Marinate them and use as a topping for leafy greens when preparing a salad for lunch or use in a cauliflower protein bowl that’s filled with tofu chunks, cruciferous vegetables, non-starchy veggies and a dressing with some healthy fat content to tie it all together and fill you up for longer.
The Worst Starchy Vegetables to Eat
While green peas are green in color, which makes them seem comparable to some of the best vegetables you can eat, such as broccoli, brussels sprouts and asparagus, they aren’t as nutritious and are way higher in carbohydrates without much fiber.
And don’t confuse them with edamame, which also are green and pea-like but are soy-based, protein-packed edamame and infinitely more nutrient dense, with its recognition for being a top plant protein, in particular. Instead of green peas, eat other green vegetables that are non-starchy, like the ones mentioned above and look to beans and legumes as carbohydrate sources, since they have more protein, fiber, iron and other important nutrients.

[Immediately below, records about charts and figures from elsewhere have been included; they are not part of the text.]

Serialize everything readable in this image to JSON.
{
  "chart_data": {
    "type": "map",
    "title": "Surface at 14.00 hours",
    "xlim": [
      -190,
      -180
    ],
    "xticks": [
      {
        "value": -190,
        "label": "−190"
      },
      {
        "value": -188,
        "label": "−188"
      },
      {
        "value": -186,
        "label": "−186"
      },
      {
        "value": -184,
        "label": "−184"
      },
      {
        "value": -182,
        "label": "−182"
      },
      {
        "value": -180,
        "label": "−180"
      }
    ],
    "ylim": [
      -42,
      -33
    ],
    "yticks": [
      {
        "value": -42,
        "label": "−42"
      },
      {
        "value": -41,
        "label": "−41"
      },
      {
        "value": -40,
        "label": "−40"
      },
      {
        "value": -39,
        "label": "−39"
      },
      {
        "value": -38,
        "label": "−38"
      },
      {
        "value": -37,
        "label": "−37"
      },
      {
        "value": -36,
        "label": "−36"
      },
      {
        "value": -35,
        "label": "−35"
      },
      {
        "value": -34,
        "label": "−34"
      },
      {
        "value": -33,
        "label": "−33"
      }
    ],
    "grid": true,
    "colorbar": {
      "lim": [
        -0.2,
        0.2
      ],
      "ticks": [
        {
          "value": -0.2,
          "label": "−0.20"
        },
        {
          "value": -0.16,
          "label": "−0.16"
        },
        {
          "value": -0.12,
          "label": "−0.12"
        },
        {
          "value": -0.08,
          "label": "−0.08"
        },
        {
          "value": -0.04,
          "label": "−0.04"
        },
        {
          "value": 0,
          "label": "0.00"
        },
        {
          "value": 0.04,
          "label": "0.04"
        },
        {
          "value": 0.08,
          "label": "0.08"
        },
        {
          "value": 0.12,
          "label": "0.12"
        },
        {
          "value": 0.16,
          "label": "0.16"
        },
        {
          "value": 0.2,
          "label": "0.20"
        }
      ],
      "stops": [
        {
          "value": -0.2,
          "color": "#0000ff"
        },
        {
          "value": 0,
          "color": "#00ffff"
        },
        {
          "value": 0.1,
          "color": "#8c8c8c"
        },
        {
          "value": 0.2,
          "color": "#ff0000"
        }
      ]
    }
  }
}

While white potato is high in potassium and fiber, meaning it’s best if eaten after a workout where your body most needs carbohydrate sources, electrolytes like potassium and the fiber to stay fuller longer and to promote gut health and the immune system so you’ll fight off sickness and stay on track with your workouts, overall health and daily routine. If it’s between white potato and sweet potato though, white potato is going to lose though.
While corn on the cob tastes great in the summer when it’s grilled and loaded with seasonings and other toppings, it’s also often lathered in butter and oil plus unhealthy toppings like crumbled bacon bits, cheese and more. So, you might want to think of corn on the cob as an indulgence, and regular corn year round as being one of the less beneficial starchy vegetables to choose from, too.
And even if you are eating corn kernels off the cob as part of a vegetarian or vegan taco recipe or as a topping for a vegan salad with tempeh or tofu, citrus, avocado and corn, you’re not getting much nutritional value but a lot of carbohydrates and sugar—and you’re missing out on the opportunity for a greater nutritional bang for your buck with a different kind of vegetable or starch source instead.